Envy that I don’t see coming stabs me square in the chest. I’m not really sure what the envy is about. Him finding a family, or this family having him for all these years while I just didn’t.

It makes me burn.

Maybe it doesn’t matter exactly what it’s from.

“I’m really happy for you,” I say.

I never imagined him with a home. With a family. When I saw that he was in the rodeo I wrote some ridiculous fairy tale in my head about how he’d gotten there. Taking a job on a ranch with some cowboys after he got spit out of the system and discovering he had a talent for…riding bulls. I don’t know how or why anyone realizes they can do that or decides toseeif they can. But he doesn’t fit my idea of the fantasy I had of him.

He's Dallas, but he’s not.

There’s something more complicated about him, something in the way he holds his shoulders, his jaw.

He orders us some French fries and drinks, and I realize I haven’t eaten all day. My nerves consumed my appetite, and the only thing I gnawed on were my fingernails.
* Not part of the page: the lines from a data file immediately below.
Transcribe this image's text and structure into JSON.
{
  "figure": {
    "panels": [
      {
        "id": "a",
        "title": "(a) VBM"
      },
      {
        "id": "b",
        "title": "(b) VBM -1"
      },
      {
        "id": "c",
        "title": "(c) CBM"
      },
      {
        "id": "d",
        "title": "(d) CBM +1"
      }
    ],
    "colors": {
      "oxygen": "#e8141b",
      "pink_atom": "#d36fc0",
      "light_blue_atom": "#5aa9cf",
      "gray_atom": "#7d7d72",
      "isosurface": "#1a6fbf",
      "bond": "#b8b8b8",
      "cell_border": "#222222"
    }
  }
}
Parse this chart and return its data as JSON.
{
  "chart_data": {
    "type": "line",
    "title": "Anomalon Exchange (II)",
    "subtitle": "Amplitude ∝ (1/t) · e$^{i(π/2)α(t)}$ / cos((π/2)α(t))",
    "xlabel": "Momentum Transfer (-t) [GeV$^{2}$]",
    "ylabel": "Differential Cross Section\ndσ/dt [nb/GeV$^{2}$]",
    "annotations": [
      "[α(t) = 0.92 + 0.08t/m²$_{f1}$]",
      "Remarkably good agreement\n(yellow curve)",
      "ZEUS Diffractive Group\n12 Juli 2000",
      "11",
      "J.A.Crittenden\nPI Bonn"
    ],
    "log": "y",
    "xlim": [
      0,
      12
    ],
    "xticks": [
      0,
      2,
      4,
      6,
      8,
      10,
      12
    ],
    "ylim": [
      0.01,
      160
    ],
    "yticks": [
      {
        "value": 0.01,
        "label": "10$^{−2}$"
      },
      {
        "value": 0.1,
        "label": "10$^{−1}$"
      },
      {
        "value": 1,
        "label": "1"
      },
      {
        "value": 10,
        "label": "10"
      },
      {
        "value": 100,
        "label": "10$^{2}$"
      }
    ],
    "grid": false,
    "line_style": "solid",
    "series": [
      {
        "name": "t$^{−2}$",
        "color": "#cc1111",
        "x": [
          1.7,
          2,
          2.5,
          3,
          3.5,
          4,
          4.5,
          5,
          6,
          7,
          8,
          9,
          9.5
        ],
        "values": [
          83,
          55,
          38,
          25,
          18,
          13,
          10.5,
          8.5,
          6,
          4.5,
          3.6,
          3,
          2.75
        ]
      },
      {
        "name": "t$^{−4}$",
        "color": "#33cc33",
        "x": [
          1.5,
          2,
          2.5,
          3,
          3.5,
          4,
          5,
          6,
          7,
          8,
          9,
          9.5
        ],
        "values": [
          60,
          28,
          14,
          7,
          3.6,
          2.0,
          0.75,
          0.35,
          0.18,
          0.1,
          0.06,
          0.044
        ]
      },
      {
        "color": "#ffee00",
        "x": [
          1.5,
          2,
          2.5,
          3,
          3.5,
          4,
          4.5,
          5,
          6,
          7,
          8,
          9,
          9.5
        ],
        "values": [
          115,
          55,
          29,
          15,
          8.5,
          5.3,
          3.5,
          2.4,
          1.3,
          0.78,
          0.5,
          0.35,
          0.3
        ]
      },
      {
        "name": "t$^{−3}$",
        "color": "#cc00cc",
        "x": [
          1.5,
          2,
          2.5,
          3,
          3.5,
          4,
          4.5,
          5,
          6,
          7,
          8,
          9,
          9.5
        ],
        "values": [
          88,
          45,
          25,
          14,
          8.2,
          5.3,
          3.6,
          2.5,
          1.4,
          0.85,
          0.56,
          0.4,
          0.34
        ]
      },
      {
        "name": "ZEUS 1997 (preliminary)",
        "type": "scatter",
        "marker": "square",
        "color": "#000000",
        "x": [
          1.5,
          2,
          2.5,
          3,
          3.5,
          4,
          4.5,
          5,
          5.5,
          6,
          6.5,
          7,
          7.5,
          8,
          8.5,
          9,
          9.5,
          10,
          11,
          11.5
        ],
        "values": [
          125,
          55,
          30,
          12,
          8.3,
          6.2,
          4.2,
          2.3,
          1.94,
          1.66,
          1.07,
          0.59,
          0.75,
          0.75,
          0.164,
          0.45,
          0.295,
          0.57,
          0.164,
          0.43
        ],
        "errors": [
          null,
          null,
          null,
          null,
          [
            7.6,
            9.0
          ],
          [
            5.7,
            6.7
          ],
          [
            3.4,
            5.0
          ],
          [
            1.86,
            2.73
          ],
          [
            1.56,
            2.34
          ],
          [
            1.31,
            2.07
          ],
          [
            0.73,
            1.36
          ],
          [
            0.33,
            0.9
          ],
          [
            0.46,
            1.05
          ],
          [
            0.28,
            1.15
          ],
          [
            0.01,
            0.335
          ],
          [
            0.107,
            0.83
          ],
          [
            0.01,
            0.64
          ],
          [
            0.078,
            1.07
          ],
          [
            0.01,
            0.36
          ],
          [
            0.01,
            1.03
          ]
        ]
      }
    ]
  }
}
I couldn’t do anything but anticipate this moment, and I’m starving now, but I also think if I tried to eat, I’d throw up on his boots.

The trouble is, it’s hard to make small talk with a man who held you while you shook and cried as a traumatized child. A man who both knows me in ways no one else ever has, and also now doesn’t really know me at all. It’s hard to make small talk when there’s so much heaviness hanging in the air, and the truth of why I’m here.

“Why did you come tonight, Sarah?” he asks.